Nach der Rechtsprechung des 11. und 7. Senats des BSG (SozR 2200 § 1239 Nr 2; Urteil vom 24. Mai 1984 - 7 RAr 15/82) waren auch der Bescheid der Beigeladenen zu 2) vom 19. März 1981 und der Widerspruchsbescheid vom 29. Juli 1981 aufzuheben.

Die Klägerin verlangt von der Beigeladenen zu 2) die Feststellung des JAV einer Sekretärin. Dieser JAV wäre auch höher als der für Männer geltende Ortslohn. Da die Klägerin nach den Feststellungen des LSG vor dem Arbeitsunfall kein Arbeitsentgelt hatte (s Brackmann, Handbuch der Sozialversicherung, 1. bis 10. Aufl, S 574i mwN), könnte der von ihr begehrte JAV nur (s BSGE 44, 12, 15; Brackmann aaO S 575b) nach billigem Ermessen (§ 577 RVO) festgestellt werden.
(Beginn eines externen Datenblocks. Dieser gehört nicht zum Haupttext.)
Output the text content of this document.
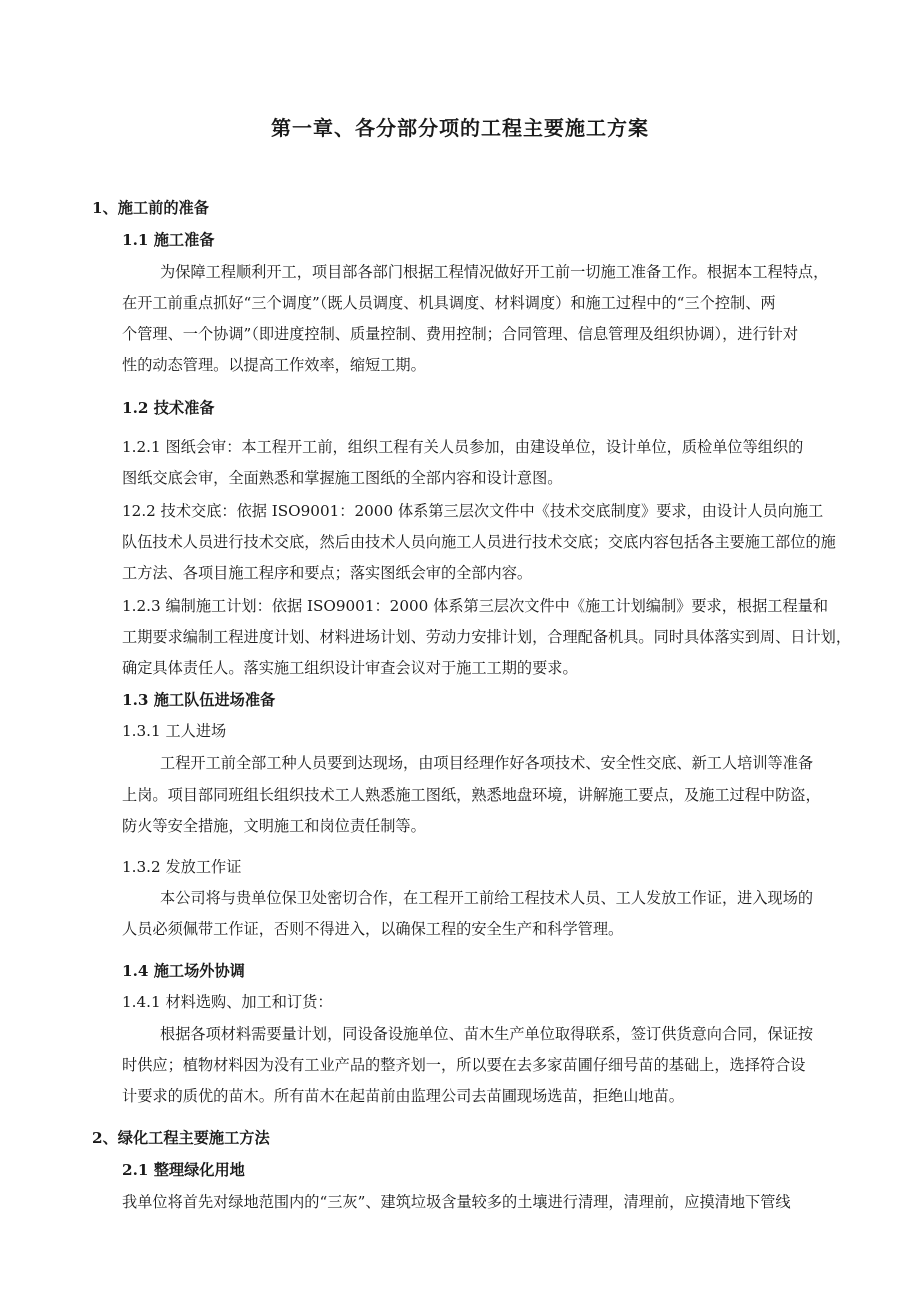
第一章、各分部分项的工程主要施工方案
1、施工前的准备
1.1 施工准备
为保障工程顺利开工，项目部各部门根据工程情况做好开工前一切施工准备工作。根据本工程特点，
在开工前重点抓好“三个调度”（既人员调度、机具调度、材料调度）和施工过程中的“三个控制、两
个管理、一个协调”（即进度控制、质量控制、费用控制；合同管理、信息管理及组织协调），进行针对
性的动态管理。以提高工作效率，缩短工期。
1.2 技术准备
1.2.1 图纸会审：本工程开工前，组织工程有关人员参加，由建设单位，设计单位，质检单位等组织的
图纸交底会审，全面熟悉和掌握施工图纸的全部内容和设计意图。
12.2 技术交底：依据 ISO9001：2000 体系第三层次文件中《技术交底制度》要求，由设计人员向施工
队伍技术人员进行技术交底，然后由技术人员向施工人员进行技术交底；交底内容包括各主要施工部位的施
工方法、各项目施工程序和要点；落实图纸会审的全部内容。
1.2.3 编制施工计划：依据 ISO9001：2000 体系第三层次文件中《施工计划编制》要求，根据工程量和
工期要求编制工程进度计划、材料进场计划、劳动力安排计划，合理配备机具。同时具体落实到周、日计划，
确定具体责任人。落实施工组织设计审查会议对于施工工期的要求。
1.3 施工队伍进场准备
1.3.1 工人进场
工程开工前全部工种人员要到达现场，由项目经理作好各项技术、安全性交底、新工人培训等准备
上岗。项目部同班组长组织技术工人熟悉施工图纸，熟悉地盘环境，讲解施工要点，及施工过程中防盗，
防火等安全措施，文明施工和岗位责任制等。
1.3.2 发放工作证
本公司将与贵单位保卫处密切合作，在工程开工前给工程技术人员、工人发放工作证，进入现场的
人员必须佩带工作证，否则不得进入，以确保工程的安全生产和科学管理。
1.4 施工场外协调
1.4.1 材料选购、加工和订货：
根据各项材料需要量计划，同设备设施单位、苗木生产单位取得联系，签订供货意向合同，保证按
时供应；植物材料因为没有工业产品的整齐划一，所以要在去多家苗圃仔细号苗的基础上，选择符合设
计要求的质优的苗木。所有苗木在起苗前由监理公司去苗圃现场选苗，拒绝山地苗。
2、绿化工程主要施工方法
2.1 整理绿化用地
我单位将首先对绿地范围内的“三灰”、建筑垃圾含量较多的土壤进行清理，清理前，应摸清地下管线
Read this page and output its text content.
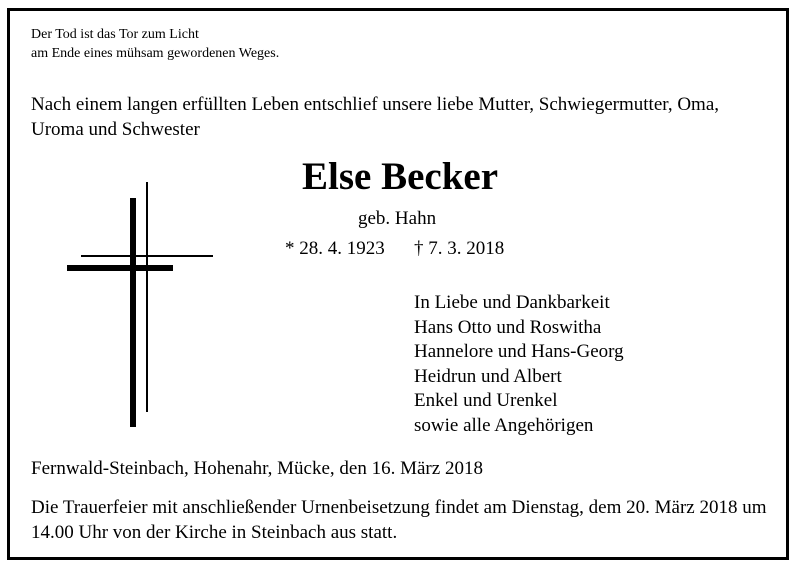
Der Tod ist das Tor zum Licht
am Ende eines mühsam gewordenen Weges.
Nach einem langen erfüllten Leben entschlief unsere liebe Mutter, Schwiegermutter, Oma, Uroma und Schwester
Else Becker
geb. Hahn
* 28. 4. 1923 † 7. 3. 2018
In Liebe und Dankbarkeit
Hans Otto und Roswitha
Hannelore und Hans-Georg
Heidrun und Albert
Enkel und Urenkel
sowie alle Angehörigen
Fernwald-Steinbach, Hohenahr, Mücke, den 16. März 2018
Die Trauerfeier mit anschließender Urnenbeisetzung findet am Dienstag, dem 20. März 2018 um 14.00 Uhr von der Kirche in Steinbach aus statt.
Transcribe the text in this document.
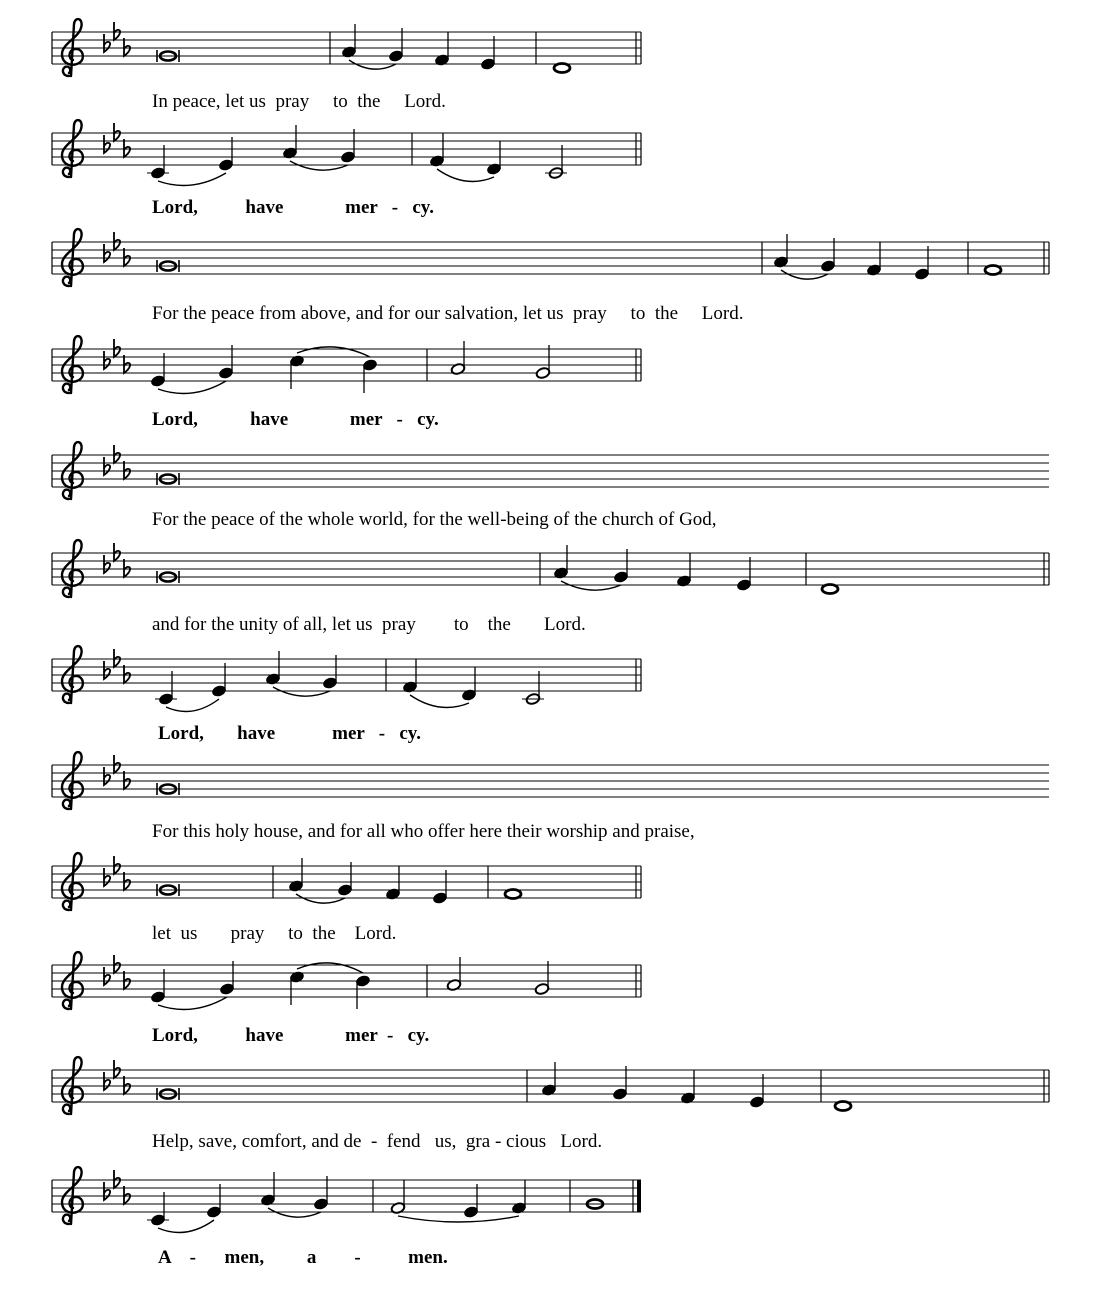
In peace, let us  pray     to  the     Lord.
Lord,          have             mer   -   cy.
For the peace from above, and for our salvation, let us  pray     to  the     Lord.
Lord,           have             mer   -   cy.
For the peace of the whole world, for the well-being of the church of God,
and for the unity of all, let us  pray        to    the       Lord.
Lord,       have            mer   -   cy.
For this holy house, and for all who offer here their worship and praise,
let  us       pray     to  the    Lord.
Lord,          have             mer  -   cy.
Help, save, comfort, and de  -  fend   us,  gra - cious   Lord.
A    -      men,         a        -          men.
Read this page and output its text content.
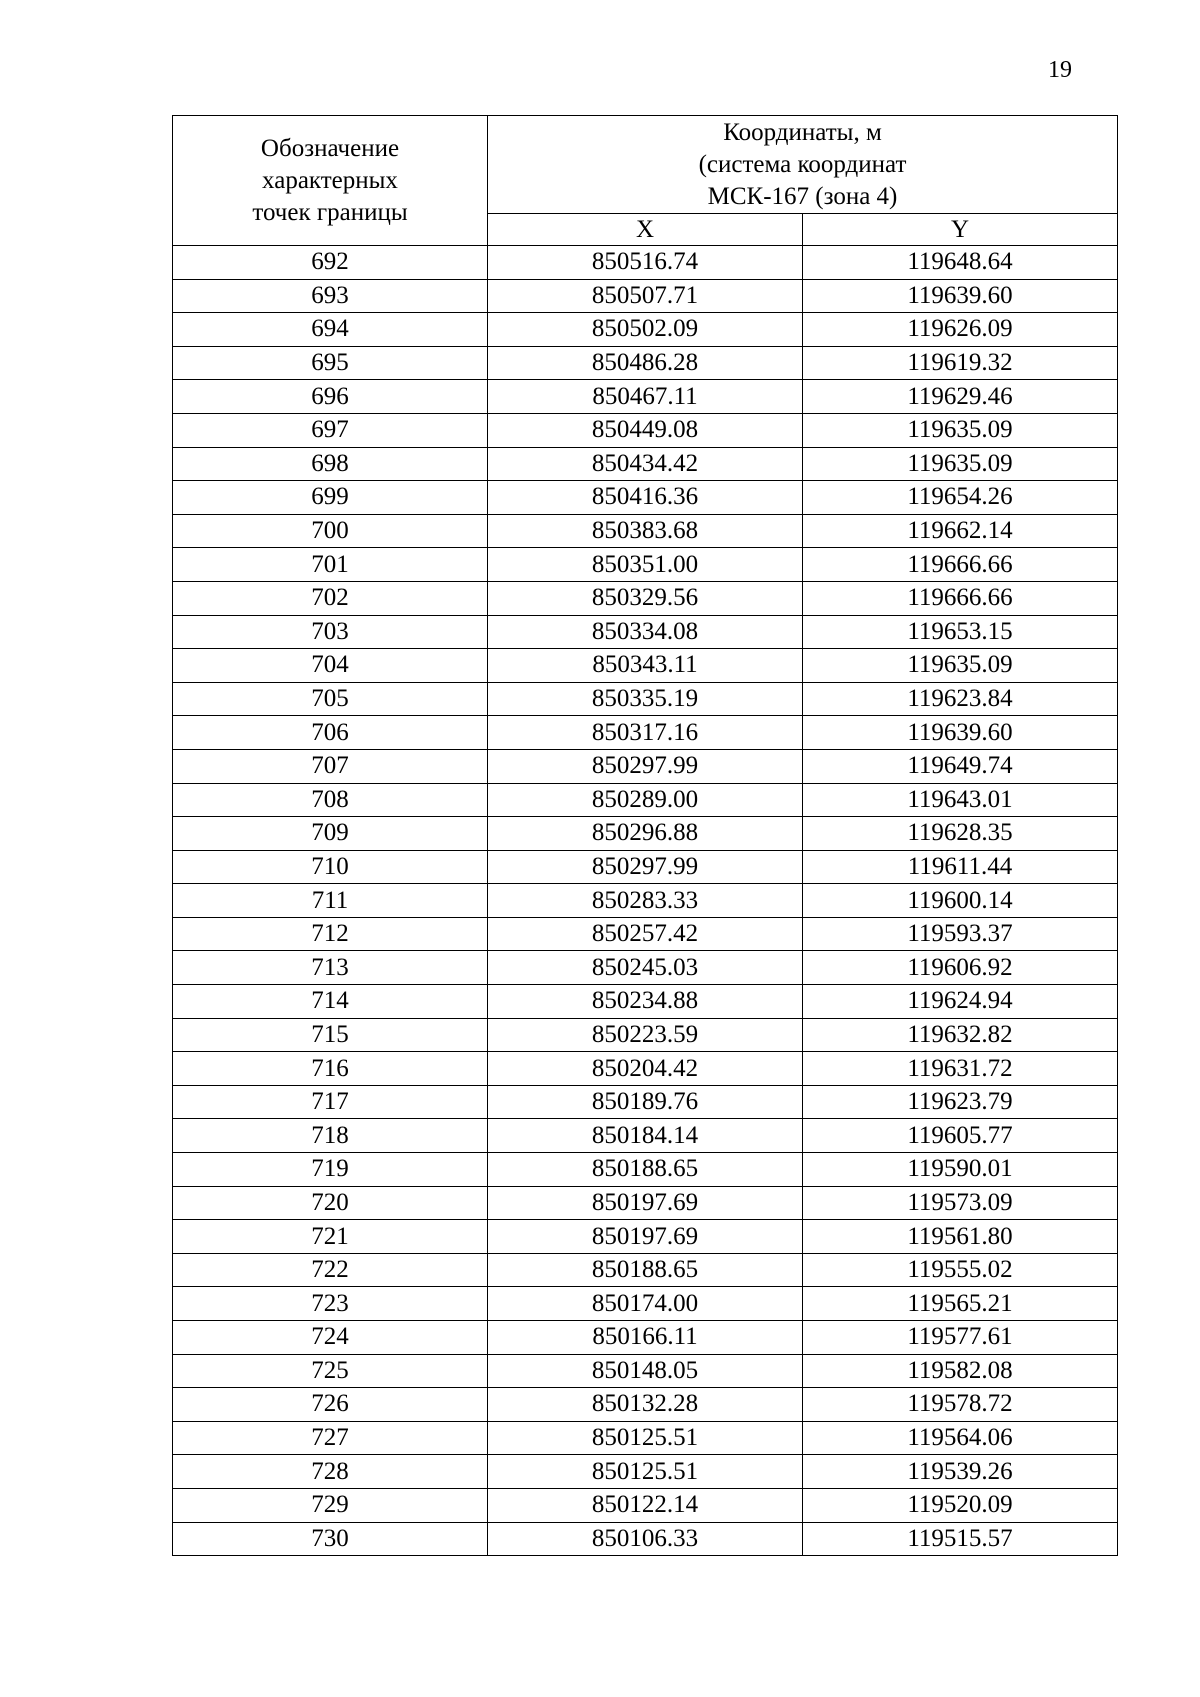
19
Обозначение
характерных
точек границы	Координаты, м
(система координат
МСК-167 (зона 4)	

	X	Y
692	850516.74	119648.64
693	850507.71	119639.60
694	850502.09	119626.09
695	850486.28	119619.32
696	850467.11	119629.46
697	850449.08	119635.09
698	850434.42	119635.09
699	850416.36	119654.26
700	850383.68	119662.14
701	850351.00	119666.66
702	850329.56	119666.66
703	850334.08	119653.15
704	850343.11	119635.09
705	850335.19	119623.84
706	850317.16	119639.60
707	850297.99	119649.74
708	850289.00	119643.01
709	850296.88	119628.35
710	850297.99	119611.44
711	850283.33	119600.14
712	850257.42	119593.37
713	850245.03	119606.92
714	850234.88	119624.94
715	850223.59	119632.82
716	850204.42	119631.72
717	850189.76	119623.79
718	850184.14	119605.77
719	850188.65	119590.01
720	850197.69	119573.09
721	850197.69	119561.80
722	850188.65	119555.02
723	850174.00	119565.21
724	850166.11	119577.61
725	850148.05	119582.08
726	850132.28	119578.72
727	850125.51	119564.06
728	850125.51	119539.26
729	850122.14	119520.09
730	850106.33	119515.57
Gegenüber derartigen Ermessensentscheidungen üben die Gerichte der Sozialgerichtsbarkeit nur eine Rechtskontrolle insoweit aus, als sie zu prüfen haben, ob die Behörde die gesetzlichen Grenzen des Ermessens überschritten oder von dem Ermessen in einer dem Zweck der Ermächtigung nicht entsprechenden Weise Gebrauch gemacht hat (§ 54 Abs 2 SGG). Da die leistungspflichtige Beigeladene zu 2) bisher noch keine Entscheidung über die Rentenhöhe und insbesondere keine Entscheidung zur Anwendbarkeit des § 577 RVO getroffen hat, kommt die beantragte Feststellung des JAV durch ein Gericht der Sozialgerichtsbarkeit nicht in Betracht. Erst wenn der Bescheid der Beigeladenen zu 2) vorliegt, kann überprüft werden, ob sie den JAV fehlerfrei festgestellt hat. Unter diesen Umständen ist es notwendig, daß der zuständige Träger der gesetzlichen Unfallversicherung Gelegenheit hat, die tatbestandlichen Voraussetzungen für seine Ermessensentscheidung selbst zu ermitteln, so daß eine Zurückverweisung der Rechtssache an das LSG nicht in Betracht zu ziehen war. Die Beigeladene zu 2) wird - soweit sie die Feststellung eines höheren JAV nach § 577 RVO verneint - auch die verfassungsrechtlichen Bedenken der Klägerin bezüglich der VO vom 21. Dezember 1972 (GV NW 1973, 15) zu erwägen haben, so daß der Senat insoweit auch zur Frage der Revisibilität dieser Landes-VO keine Stellung zu nehmen hat.

Die Kostenentscheidung beruht auf § 193 SGG.